In spite of significant advances in diagnosis and treatment, cancer remains a major killer. Diagnosis is often inaccurate and subsequent treatment ineffective for far too many patients. Specifically prostate cancer diagnosis still relies on traditional histology via biopsies. Each year in the UK 75000 men undergo this invasive procedure, which can have unpleasant side effects and poor sensitivity, as the biopsy may miss lesions. A recent study indicates that more than 50% of prostate biopsy analyses underestimate the severity of the disease. Simultaneously biopsy can also lead to "over-diagnosis" as it can detect small clinically insignificant lesions, by random chance, which are indolent and do not need treatment. This detection of indolent disease often leads to men undergoing unnecessary radical surgery or radiotherapy. Approximately 90% of prostate cancer patients undergo such interventions, which can cause side effects like incontinence, significantly impacting their quality of life. Additionally a negative biopsy result does not imply free of cancer and negative-biopsy patients are monitored in regular repeat exams. The on-going process increases risks of side effects and is expensive for the National Health Service. Similar statistics of risks and costs translate worldwide and are also associated with other common cancers such as breast, bowel and liver.

This project develops non-intrusive imaging methods to provide diagnostic information as powerful as current invasive techniques. Primarily this will ameliorate patient suffering from the examination and the side effects, while assisting better clinical detection, staging and diagnosis by earlier and enhanced knowledge of what is happening at the tissue level. In particular improved detection rates can reduce the number of biopsies and repeated biopsies. Fewer biopsies can also decrease the cost of treatments from avoiding side effects such as urinary retention and rectal bleeding. Avoidance of biopsies will also contribute to the sustainability of the healthcare system by drastically reducing the number of surgical procedures and histopathological evaluations. Earlier cancer diagnosis can lead to more effective and potentially less radical/harmful treatments.

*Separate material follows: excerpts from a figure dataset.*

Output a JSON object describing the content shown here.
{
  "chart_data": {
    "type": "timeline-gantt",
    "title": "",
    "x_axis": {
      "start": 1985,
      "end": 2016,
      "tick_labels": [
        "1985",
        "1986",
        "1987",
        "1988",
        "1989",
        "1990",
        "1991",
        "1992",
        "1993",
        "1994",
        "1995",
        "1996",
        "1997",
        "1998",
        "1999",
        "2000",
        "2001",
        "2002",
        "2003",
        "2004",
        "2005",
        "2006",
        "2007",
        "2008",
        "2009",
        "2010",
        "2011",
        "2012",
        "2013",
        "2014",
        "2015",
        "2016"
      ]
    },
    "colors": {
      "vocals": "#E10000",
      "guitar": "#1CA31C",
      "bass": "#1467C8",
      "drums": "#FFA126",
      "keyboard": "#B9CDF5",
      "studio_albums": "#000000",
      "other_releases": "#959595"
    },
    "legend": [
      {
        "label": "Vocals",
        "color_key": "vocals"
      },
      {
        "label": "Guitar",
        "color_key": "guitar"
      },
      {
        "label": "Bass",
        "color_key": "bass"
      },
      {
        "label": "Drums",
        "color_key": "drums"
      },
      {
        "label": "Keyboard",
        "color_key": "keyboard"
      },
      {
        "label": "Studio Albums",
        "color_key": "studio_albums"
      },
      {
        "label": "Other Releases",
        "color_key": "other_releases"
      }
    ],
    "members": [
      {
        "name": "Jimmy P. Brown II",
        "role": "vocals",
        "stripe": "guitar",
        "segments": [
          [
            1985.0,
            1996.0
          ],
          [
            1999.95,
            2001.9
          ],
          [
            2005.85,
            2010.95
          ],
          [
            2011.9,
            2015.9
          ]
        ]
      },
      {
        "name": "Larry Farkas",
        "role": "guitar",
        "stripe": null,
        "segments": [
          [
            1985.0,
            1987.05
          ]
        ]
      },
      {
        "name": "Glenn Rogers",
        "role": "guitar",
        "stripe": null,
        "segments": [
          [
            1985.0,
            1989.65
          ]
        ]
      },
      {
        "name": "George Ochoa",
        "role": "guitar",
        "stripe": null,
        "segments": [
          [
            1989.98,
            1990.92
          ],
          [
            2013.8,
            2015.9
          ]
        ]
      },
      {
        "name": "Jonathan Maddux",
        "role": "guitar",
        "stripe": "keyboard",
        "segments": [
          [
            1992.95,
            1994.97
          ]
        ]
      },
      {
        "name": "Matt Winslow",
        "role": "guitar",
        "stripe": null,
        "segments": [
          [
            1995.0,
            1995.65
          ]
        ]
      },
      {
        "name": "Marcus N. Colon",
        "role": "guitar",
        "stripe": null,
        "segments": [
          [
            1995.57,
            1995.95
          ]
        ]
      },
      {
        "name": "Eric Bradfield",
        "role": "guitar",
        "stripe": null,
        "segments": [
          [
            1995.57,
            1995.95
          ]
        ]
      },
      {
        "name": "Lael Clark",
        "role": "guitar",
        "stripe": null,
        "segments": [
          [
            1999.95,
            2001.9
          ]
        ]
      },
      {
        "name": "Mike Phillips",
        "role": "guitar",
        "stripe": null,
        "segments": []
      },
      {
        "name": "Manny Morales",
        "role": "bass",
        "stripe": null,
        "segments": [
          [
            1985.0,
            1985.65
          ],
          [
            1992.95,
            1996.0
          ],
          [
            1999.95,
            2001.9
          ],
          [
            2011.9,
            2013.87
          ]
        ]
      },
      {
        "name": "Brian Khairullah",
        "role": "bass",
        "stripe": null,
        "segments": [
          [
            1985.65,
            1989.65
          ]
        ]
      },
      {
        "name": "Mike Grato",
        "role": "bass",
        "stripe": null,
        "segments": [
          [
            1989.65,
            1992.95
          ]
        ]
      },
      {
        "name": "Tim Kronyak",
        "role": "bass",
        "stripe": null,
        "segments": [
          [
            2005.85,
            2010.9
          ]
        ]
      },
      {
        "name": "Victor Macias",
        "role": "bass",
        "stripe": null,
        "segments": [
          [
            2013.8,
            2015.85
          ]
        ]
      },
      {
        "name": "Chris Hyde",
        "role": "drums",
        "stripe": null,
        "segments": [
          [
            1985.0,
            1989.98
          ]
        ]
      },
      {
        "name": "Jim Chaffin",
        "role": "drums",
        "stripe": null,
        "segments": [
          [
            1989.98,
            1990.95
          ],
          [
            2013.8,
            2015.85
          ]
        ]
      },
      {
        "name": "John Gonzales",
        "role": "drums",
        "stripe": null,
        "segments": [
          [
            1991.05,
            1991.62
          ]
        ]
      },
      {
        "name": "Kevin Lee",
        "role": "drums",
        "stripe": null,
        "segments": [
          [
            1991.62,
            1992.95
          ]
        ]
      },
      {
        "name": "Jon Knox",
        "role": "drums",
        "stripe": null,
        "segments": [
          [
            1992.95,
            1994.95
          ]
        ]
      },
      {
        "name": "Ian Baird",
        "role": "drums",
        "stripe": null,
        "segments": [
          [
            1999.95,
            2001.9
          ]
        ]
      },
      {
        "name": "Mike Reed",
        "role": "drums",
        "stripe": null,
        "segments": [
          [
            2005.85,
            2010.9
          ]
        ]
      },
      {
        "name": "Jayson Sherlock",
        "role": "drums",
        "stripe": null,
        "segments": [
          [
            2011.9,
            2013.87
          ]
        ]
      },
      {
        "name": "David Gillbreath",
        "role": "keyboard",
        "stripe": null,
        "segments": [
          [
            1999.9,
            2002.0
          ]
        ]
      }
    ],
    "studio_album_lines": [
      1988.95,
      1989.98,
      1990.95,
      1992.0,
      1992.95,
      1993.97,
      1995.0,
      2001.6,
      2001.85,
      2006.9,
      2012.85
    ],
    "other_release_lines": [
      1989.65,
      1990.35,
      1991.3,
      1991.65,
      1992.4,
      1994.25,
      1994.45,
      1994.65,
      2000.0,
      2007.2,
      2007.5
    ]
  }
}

The microstructure MRI methods will provide new insight into cancer biology concerning the mechanisms of tumour growth, interactions between cancer cells and healthy tissue, the role of inflammation and subtle or difficult to detect effects such as distinguishing between apoptosis and necrosis, encouraging exciting new research prospects. Further exploitation of such computational methods can lead to identification of subgroups of biological targets in the tumour that when correlated with tumour genetics could lead to the design of individualised therapies based on metabolic pathways, achieving patient stratification for precision medicine.

The development of new MRI techniques can impact the commercial and industrial sector, such as MRI manufacturers, offering opportunities that can drive future development of medical hardware; Philips Healthcare have expressed their strong support and interest in the project. Finally microstructure imaging can also inform drug development and trials, revealing the effects of treatment earlier, moving trials more quickly to the final stages and accelerating the availability of new promising cancer treatments to patients.